To estimate the probability failure in medical sciences, it is not atypical to use 1-KM. However this does not account for competing risks, such as death by natural causes or causes unrelated with the disease, which preclude the event of interest. Thus 1-KM provides an inadequate measure, and cumulative incidence curves, such as the ones used in cmprsk (in R).
My question is that a lot of medical literature still reports KM curves or even 1-KM. Does this mean that the results reported in a lot of medical literature may be inaccurate (or more precisely over-estimated)? Or are there reasons why 1-KM would be preferred?

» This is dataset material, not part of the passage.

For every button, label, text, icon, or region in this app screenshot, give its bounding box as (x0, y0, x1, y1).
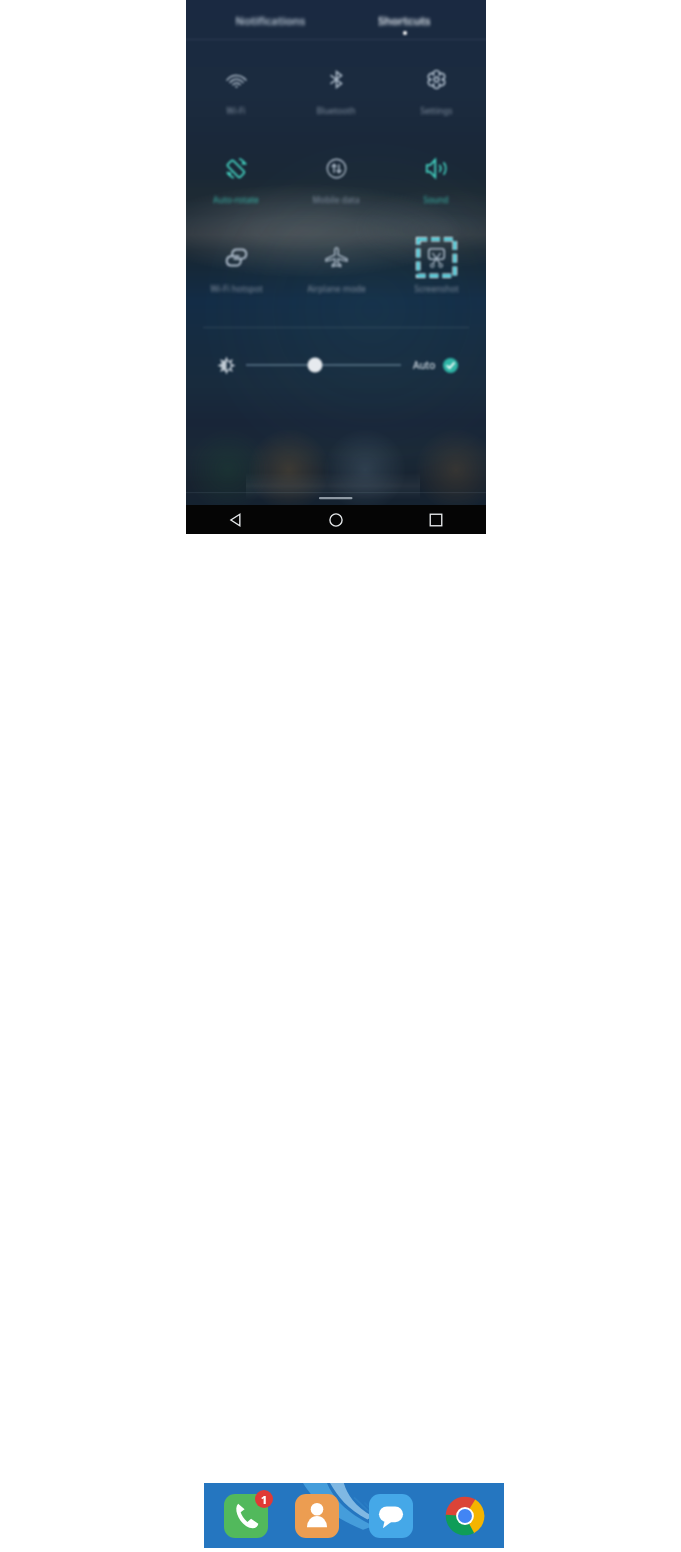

Furthermore, if there is a difference between 1-KM and the cumulative indices curve what other parts of your analysis are also effected (i.e. discrimination, calibration…)?
Best Answer
Let me state up front that I don't have answers for all of your questions. I'm not as strong on competing risks as simpler applications of survival analysis. So, I will just throw out a couple of pieces of information here that may be helpful. I suspect KM curves are more common because they are older and conceptually easier to understand (for both the researcher and the consumer of research). If the competing risks are truly independent, then I believe the KM estimates should be unbiased. That is, a plausible reason why people may prefer KM curves is that many people already understand them, and if those patients who had died due to other causes would have followed the same path as everyone else if they hadn't, the KM curves usefully illustrate what was learned from the study.
Regarding the question of whether there is over-estimation in the literature, one relevant fact, distinct from these issues, is that for practical purposes 'significance' is often required for publication. This guarantees that the literature is biased (specifically over-estimated), an issue known as the file drawer problem.